3. Next, cup the breast on the lateral, or outside, aspect and move it inward toward the breastbone. Hold it there for 10 seconds.
4. Now do the opposite breast
5. 2-4 is one repetition. Do 10 repetitions to complete a set.
6. Do a set of exercises every other hour while you are awake, for the first two weeks after you start them; after this, we recommend you do two sets a day for the rest of your life.

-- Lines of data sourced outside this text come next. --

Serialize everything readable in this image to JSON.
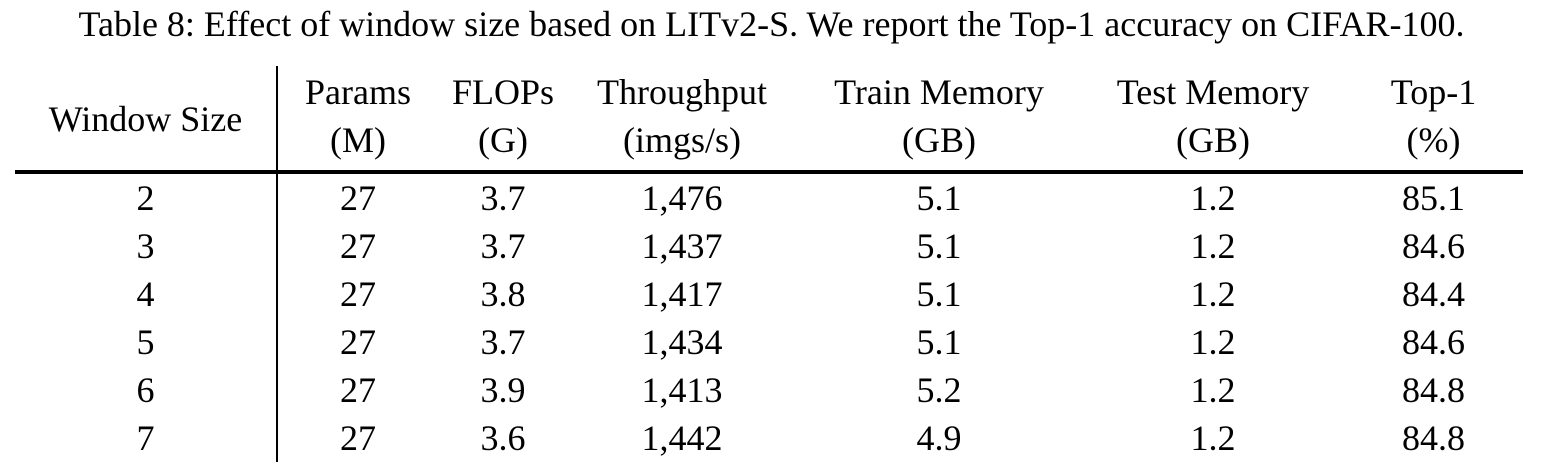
{
  "caption": "Table 8: Effect of window size based on LITv2-S. We report the Top-1 accuracy on CIFAR-100.",
  "table": {
    "headers": [
      {
        "line1": "Window Size",
        "line2": ""
      },
      {
        "line1": "Params",
        "line2": "(M)"
      },
      {
        "line1": "FLOPs",
        "line2": "(G)"
      },
      {
        "line1": "Throughput",
        "line2": "(imgs/s)"
      },
      {
        "line1": "Train Memory",
        "line2": "(GB)"
      },
      {
        "line1": "Test Memory",
        "line2": "(GB)"
      },
      {
        "line1": "Top-1",
        "line2": "(%)"
      }
    ],
    "rows": [
      [
        "2",
        "27",
        "3.7",
        "1,476",
        "5.1",
        "1.2",
        "85.1"
      ],
      [
        "3",
        "27",
        "3.7",
        "1,437",
        "5.1",
        "1.2",
        "84.6"
      ],
      [
        "4",
        "27",
        "3.8",
        "1,417",
        "5.1",
        "1.2",
        "84.4"
      ],
      [
        "5",
        "27",
        "3.7",
        "1,434",
        "5.1",
        "1.2",
        "84.6"
      ],
      [
        "6",
        "27",
        "3.9",
        "1,413",
        "5.2",
        "1.2",
        "84.8"
      ],
      [
        "7",
        "27",
        "3.6",
        "1,442",
        "4.9",
        "1.2",
        "84.8"
      ]
    ]
  }
}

Risks of Breast Augmentation

1. Bleeding (hematoma formation). Significant bleeding into the space around the implant can occur in this operation, although it is unusual. Large collections of blood around the implant require a return to the operating room for removal. Not doing so would produce an abnormal shape to the breast and a potential for hardening in the future.
2. Infection. Some of the tissues of the breast normally contain bacteria and are likely to come in contact with the implant during augmentation surgery. All of our patients are placed on antibiotics during surgery and afterwards. The risk of infection is less than one percent.
3. Loss of nipple sensation. Most patients experience some change in nipple sensation following augmentation surgery. The change may either be increased or decreased sensation and lasts several weeks. Nevertheless, the change is usually temporary. Permanent loss of sensation is unusual.
4. Malposition of implants. Every effort is made to make the breasts appear as symmetrical as possible. This requires fine adjustments in implant placement. On occasion, a second procedure is required to achieve satisfactory symmetry. For further information about the possible risks of breast augmentation, click here.

 

Long Term Complications
1. Capsular contracture (hardening of the breasts by the presence of scar compressing the implant). Every individual forms some scar around the implant. This is a normal response of the immune system to a foreign body. For not completely understood reasons, some individuals form thicker scars than others. A thick scar may distort the breast and even cause discomfort. The incidence of this problem is decreased with submuscular implant placement and is approximately 10%. When treatment is warranted, the scar is incised or removed and the implant is replaced.
2. Interference with mammography. Implants interfere with the ability to image the breast by mammography to a variable extent. Implants placed behind the pectoralis muscle allow the breasts to be imaged more effectively by a method called the Eklund Technique. Using this technique, the presence of implants does not represent a statistically significant risk to the patient of missing an early breast cancer.
3. Deflation. The incidence of saline implant leakage is approximately two percent in Dr. Capella’s practice. Today’s implants are better than a decade ago and so it is difficult to accurately predict what the true leakage rate is. It may actually be lower. In the event of implant deflation, saline (the solution of which 70% of our bodies are made) leaks into the surrounding tissues and is absorbed. A relatively brief, simple surgical procedure is required to remove the old implant and replace it with another. In the case of demonstrated saline implant leakage, the implant manufacturers provide a new implant at no charge for the lifetime of the implant and assist with the costs of anesthesia and the operating room for 10 years. Dr. Capella’s surgical coordinator will provide more details regarding implant warranties.
4. Interference with breast-feeding. Although an interference with breast feeding following breast augmentation is extremely rare, it is possible that the breast gland ducts that empty the breast gland may be divided during breast augmentation and thus interfere with lactation. Additionally, the breasts may be too uncomfortable when engorged, and so lactation may be hindered in this way.
5. Visible rippling. Individuals with small breasts who have had a large augmentation can be at risk for visible rippling of the overlying skin. This problem is much more common with textured implants and those placed above the pectoralis muscle.